The industry lobby group attributed the expected drop in production to changes to mining taxes introduced in January, which is driving companies to cut output.
“The new tax regime forced miners to do the unthinkable – cut production – because many cannot afford to continue producing as before,” it said in a statement.
Zambia, Africa’s second largest copper producer, churned out 861,946 tonnes of the metal last year. In the first three months of this year, the nation’s copper output fell by 11.3% to 195,244 tonnes, compared to the previous quarter, the Bank of Zambia said earlier this week.
Copper output in Africa’s second largest producer could decline by as much as 100,000 tonnes this year, adding to recent, sharp declines at the world’s main producing nations.
The world’s main copper producing nations have been showing output declines this year, according to the latest monthly bulletin from the International Copper Study Group (ICSG).
Global production declined 2.4% in February 2019, when compared to the same month last year, with 1,515kt (19,749ktpa) of contained copper produced globally.
Chile, the world’s No.1 producer of the metal, led the pack with output down 7.1 % y/y to 415.9kt (5,412ktpa) while Peru, the second main global producer, saw its output fell by 5.1% y/y to 176.1kt (2,296ktpa).
Despite weaker copper production so far this year, ICSG data indicates a small surplus in February of 74kt with refined usage down 14% y/y, totalling 1,758kt (22,917ktpa).
Industry analysts at CRU believe that is undeniable that global demand for copper will soon surpass supply, the world may not need as many new mines as originally forecast.
Over the past year there has been board approval for several high-profile expansions and new projects that are due on-stream over the next five years.
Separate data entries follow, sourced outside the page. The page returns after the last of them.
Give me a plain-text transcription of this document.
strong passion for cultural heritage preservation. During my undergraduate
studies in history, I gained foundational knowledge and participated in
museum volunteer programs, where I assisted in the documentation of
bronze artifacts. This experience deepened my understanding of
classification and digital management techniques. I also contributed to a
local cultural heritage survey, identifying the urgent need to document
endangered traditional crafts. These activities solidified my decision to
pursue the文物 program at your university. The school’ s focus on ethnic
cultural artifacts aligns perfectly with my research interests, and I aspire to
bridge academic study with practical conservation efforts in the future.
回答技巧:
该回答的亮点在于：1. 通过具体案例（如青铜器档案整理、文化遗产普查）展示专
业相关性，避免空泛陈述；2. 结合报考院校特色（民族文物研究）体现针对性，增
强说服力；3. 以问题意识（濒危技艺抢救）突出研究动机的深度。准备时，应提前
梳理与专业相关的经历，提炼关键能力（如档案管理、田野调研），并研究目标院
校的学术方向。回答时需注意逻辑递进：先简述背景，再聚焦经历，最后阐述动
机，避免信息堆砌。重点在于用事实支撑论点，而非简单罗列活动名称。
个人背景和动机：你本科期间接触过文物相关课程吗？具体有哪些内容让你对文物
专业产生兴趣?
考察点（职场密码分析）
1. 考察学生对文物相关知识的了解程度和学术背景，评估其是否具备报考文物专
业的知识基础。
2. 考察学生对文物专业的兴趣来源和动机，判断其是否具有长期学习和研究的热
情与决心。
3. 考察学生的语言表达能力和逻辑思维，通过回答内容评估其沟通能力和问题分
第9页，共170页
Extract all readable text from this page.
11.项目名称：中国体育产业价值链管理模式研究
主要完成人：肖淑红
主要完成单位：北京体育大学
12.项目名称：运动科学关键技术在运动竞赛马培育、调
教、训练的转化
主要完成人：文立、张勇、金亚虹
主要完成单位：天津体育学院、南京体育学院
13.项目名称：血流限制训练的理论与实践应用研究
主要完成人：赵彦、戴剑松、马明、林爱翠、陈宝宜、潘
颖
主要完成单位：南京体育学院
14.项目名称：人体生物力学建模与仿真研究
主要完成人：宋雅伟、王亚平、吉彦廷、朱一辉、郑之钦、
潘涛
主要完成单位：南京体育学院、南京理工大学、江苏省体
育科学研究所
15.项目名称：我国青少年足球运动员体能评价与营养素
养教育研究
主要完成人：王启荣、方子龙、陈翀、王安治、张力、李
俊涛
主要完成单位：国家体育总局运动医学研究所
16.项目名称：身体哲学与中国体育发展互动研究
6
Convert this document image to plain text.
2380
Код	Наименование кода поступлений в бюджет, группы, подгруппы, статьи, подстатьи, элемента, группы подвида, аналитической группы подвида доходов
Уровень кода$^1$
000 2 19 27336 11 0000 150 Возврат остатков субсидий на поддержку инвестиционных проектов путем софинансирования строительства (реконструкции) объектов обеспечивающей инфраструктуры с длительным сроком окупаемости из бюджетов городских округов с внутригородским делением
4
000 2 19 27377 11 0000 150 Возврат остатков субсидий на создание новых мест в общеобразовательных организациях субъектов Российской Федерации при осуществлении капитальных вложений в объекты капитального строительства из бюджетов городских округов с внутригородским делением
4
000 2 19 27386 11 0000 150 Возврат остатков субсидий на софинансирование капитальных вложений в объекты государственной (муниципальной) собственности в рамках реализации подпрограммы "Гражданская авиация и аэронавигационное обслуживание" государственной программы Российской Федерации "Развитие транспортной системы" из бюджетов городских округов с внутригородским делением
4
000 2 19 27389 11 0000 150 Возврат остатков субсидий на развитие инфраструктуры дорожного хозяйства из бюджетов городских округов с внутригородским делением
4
CRU says the coming online of major projects, including Anglo American’s Quellaveco (2022), Teck Resources’ Quebrada Blanca expansion (2021) and First Quantum’s Cobre Panama (already in production) should momentarily eliminate the gap between supply and demand.
The research group now expects 900,000 tonnes a year more mine copper supply by the early 2020s than at this time in 2018.
The EV effect
While the effect on copper demand from the electric vehicles (EVs) sector is expected to be important, the consensus is that it will not meaningfully impact on demand until the second half of the 2020s, CRU says.
The red metal is a key component in the lithium-ion batteries used in EVs, as well as power inverters and in the charging infrastructure needed to keep them running.
Data released by the International Copper Association (ICA), an industry-funded body, shows more than 40 million charging ports will be needed over the next decade, consuming an extra 100,000 tonnes of copper a year by 2027.
From those stations, at least 3 million will be built in China by 2030, according to the study.
Consumption from the car industry will also weigh on demand, but later. An average gasoline-powered car uses about 20 kg of copper, mainly as wiring. A hybrid needs about 40 kg and a fully electric car has roughly 80 kg of copper (176 pounds).
It means that, in the next decade, global copper demand will increase between 3 and 5 million tonnes, experts predict. Once electric vehicles become popular, they estimate demand to reach 11,000,000 tonnes of new copper for EV’s alone.
Copper is also a key element in green technologies and renewables, which despite being adopted at a fast pace, they still represent only a minor percentage of the world’s total energy production.